4. Проявляйте терпимость в вопросах чувств, веры, традиций и тому подобного.

5. Защитите людей и нации справедливыми законами и справедливыми судами.

6. Пусть каждая страна сама решает свои внутренние дела, предоставляя решение иных проблем суду международному.

7. Избегайте мелочных законов и бесполезных чиновников.

8. Поддерживайте равновесие между личными правами и общественными обязанностями.

9. Превыше всего цените истину, красоту и любовь, стремясь к гармонии с бесконечностью.

10. Не будьте раковой опухолью на земле – оставьте место для природы.

Чтение и перевод заняли довольно много времени. Но Ульяна, увлеченная прочитанным, уже никуда не спешила. Она, гуманитарий, не особо дружила с цифрами, но даже ей было понятно, что вызвало праведный гнев тех, кого газета в погоне за сенсацией в броском заголовке окрестила вандалами.

В свое время Ульяна интересовалась этой темой и помнила, что еще десять тысяч лет назад на земле жило всего около пяти миллионов человек. К 1930 году планету населяло уже два миллиарда человек. А всего через сорок лет после этого, в 1974 году, численность человеческой расы удвоилась, превысив четыре миллиарда. Это дало повод говорить о настоящем демографическом взрыве. Рационально мыслящие ученые из Организации Объединенных наций подсчитали, что если динамика роста не претерпит разительных изменений, то к 2100 году Землю будут населять уже одиннадцать миллиардов человек.

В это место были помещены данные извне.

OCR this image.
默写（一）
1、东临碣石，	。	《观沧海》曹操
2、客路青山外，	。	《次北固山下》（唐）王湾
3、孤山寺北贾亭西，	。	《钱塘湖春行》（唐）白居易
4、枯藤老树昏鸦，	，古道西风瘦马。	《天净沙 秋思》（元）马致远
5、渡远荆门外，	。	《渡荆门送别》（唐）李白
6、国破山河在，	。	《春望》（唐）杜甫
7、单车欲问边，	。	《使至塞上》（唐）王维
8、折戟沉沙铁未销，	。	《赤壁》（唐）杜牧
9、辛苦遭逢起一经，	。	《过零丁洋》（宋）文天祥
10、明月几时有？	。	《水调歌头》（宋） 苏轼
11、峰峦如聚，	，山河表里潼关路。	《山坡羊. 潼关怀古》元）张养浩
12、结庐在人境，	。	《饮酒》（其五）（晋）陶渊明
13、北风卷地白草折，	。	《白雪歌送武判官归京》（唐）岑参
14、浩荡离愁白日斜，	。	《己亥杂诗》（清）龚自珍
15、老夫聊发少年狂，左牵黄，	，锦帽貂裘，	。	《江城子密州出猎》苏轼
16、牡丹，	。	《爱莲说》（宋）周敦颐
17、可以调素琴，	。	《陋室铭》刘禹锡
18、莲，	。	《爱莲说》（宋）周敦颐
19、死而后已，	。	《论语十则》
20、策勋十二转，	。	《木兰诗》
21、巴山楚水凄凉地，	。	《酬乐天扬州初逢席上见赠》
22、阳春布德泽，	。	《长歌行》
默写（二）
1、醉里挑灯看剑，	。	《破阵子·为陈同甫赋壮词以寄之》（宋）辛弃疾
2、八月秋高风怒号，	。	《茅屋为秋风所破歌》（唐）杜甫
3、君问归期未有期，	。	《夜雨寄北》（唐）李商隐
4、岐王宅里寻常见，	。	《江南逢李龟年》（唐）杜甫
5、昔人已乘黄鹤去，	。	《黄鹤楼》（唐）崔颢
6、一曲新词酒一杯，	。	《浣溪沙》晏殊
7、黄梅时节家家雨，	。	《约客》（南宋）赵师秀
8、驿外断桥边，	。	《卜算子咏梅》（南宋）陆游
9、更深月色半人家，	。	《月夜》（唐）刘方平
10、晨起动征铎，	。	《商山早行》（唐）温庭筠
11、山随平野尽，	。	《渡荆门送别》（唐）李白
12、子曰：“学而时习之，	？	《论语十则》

ПУсть это было отдаленное будущее, а в настоящее время планету населяет от семи до восьми миллиардов человек. Тем не менее, призыв сократить население Земли до пятисот миллионов многим мог показаться бесчеловечным, даже кощунственным, сродни нацистской идеологии, обосновывающей истребление неполноценных рас.

Как известно, всякое действие рождает противодействие. Джорджийские скрижали только залили краской, а ведь могли заложить под гранитные плиты взрывчатку и, как говорится, разом решить проблему.

Подумав об этом, Ульяна поморщилась. Она воочию представила себе эту ужасающую, сопровождающую любой террористический акт, картину – взрыв, обломки гранита, разлетающиеся вокруг, быть может, погибшие туристы, кровь…

Она не одобряла такой способ разрешения споров. Людей на земле с каждым годом становится больше, но отстаивать свои взгляды и принципы они по-прежнему предпочитают силой, как их далекий предок, пещерный человек. Камнем по голове, не тратя лишних слов.

– Джорджийские скрижали, – задумчиво произнесла Ульяна. – Десять заповедей постапокалиптического послания к человечеству. Так вот какие у тебя интересы! Чем ты меня еще поразишь, мой таинственный незнакомец?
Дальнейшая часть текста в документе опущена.